Back in November, U.S. District Court Judge Stanley Blumenfeld first rejected a suit that alleged the HFPA had monopolized the foreign entertainment reporting market and excluded qualified applicants. At the time, the judge ruled that Flaa had insufficiently defined the precise market being monopolized. (“Entertainment news” was deemed too “ambiguous.”)
Since then, the HFPA has come under fire for the favors doled to its 87 members — as well as the lack of diversity in its ranks.
In court, though, the HFPA has continued to maintain an upper hand.
Flaa amended her complaint with a per se theory that would ultimately mean the organization had to be open to “all objectively qualified applicants.”
Judge Blumenfeld in his latest order rips it apart.

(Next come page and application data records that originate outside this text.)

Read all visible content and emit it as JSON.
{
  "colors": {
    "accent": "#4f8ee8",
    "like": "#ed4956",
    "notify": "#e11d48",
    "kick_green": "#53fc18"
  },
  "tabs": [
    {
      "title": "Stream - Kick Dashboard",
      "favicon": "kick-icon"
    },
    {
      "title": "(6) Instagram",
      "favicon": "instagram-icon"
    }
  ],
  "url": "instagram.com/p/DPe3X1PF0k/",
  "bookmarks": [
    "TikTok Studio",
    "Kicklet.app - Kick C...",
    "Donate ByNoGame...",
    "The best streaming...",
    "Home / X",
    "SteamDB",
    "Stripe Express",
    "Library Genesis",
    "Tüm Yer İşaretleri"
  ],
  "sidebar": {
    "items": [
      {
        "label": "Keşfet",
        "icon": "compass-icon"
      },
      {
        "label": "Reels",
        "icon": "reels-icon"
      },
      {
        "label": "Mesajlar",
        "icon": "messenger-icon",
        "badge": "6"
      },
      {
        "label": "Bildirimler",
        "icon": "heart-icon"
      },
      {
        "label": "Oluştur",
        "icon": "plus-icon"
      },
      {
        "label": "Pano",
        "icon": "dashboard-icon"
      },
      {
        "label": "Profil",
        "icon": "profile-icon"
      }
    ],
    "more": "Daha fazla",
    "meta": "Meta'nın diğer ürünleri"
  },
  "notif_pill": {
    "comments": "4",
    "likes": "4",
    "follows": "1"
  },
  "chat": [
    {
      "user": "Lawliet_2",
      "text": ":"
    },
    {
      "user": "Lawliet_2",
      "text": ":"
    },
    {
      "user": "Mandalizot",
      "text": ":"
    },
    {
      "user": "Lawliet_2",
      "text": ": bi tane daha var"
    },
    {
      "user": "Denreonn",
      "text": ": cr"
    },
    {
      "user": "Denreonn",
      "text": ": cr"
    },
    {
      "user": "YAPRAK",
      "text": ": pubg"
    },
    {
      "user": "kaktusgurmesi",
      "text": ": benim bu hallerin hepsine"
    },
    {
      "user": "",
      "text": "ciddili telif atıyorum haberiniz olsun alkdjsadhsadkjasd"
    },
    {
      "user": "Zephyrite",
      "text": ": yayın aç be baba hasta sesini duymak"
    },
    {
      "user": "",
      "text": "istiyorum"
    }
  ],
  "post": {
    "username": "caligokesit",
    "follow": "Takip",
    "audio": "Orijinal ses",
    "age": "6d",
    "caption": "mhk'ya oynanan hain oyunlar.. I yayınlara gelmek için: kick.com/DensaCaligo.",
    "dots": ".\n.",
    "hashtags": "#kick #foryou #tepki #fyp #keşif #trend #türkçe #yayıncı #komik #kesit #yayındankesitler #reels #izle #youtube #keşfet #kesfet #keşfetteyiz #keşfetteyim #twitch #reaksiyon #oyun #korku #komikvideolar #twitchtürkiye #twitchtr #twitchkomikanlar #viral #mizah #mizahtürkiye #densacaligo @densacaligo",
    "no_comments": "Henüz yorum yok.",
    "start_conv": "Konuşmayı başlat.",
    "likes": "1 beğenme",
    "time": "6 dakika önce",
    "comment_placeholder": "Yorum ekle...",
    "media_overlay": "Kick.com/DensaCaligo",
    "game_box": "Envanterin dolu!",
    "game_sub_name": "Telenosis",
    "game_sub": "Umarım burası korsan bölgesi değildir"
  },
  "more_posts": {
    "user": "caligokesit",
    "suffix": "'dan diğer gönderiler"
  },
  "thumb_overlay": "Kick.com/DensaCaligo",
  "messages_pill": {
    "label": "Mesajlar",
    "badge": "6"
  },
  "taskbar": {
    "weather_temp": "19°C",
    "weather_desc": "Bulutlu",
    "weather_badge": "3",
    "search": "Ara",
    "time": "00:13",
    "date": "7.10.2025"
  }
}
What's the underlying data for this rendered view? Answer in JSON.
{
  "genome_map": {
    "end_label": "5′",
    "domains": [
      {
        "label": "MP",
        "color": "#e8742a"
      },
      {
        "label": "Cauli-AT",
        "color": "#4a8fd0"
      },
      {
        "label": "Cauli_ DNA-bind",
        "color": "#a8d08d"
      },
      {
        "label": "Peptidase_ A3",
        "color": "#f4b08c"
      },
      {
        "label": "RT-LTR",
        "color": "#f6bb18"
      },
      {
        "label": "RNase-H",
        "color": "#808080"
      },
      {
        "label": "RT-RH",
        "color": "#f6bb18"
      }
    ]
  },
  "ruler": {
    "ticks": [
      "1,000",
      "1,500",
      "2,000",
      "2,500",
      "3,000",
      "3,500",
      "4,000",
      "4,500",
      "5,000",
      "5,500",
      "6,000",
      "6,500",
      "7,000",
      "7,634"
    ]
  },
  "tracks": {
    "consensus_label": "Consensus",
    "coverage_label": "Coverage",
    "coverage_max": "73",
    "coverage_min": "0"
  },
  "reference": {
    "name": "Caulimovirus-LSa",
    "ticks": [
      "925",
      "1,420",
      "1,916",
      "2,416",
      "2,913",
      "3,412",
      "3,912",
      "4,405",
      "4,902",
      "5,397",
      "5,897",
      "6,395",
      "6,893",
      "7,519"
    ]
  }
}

When analyzing the latest horizontal group-boycott claim, the judge writes that there aren’t non-conclusory allegations that the HFPA has market power. “As Plaintiffs allege, the Hollywood studios — not Defendants — control the coveted ‘access to talent’ for this narrowly defined brand of entertainment news,” notes Blumenfeld, later adding that the antitrust construct is a tenuous one. “If access to Hollywood talent is a necessary element of business survival, then Plaintiffs fail to reasonably explain how they have managed to succeed as foreign entertainment news reporters for so many years without it.”
The ruling goes into other failings, from “defining the relevant product market in an artificially narrow way” with respect to how the HFPA allegedly divides geographic regions for members, to not considering the interchangeability of the product market.
The HFPA said in a statement Wednesday, “We applaud the Court’s unequivocal rejection of Ms. Flaa’s and Ms. Robbins’ frivolous lawsuit, which was filled with nothing more than salacious and false allegations against the HFPA and members Meher Tatna, Tina Johnk Christensen, Aniko Navai and Aud Morisse.”
That antitrust standards have become very high hurdles for plaintiffs may be partly the reason why Flaa has failed. Nevertheless, absent any second look on appeal, the HFPA and its attorneys at Latham & Watkins have scored the victory in the case.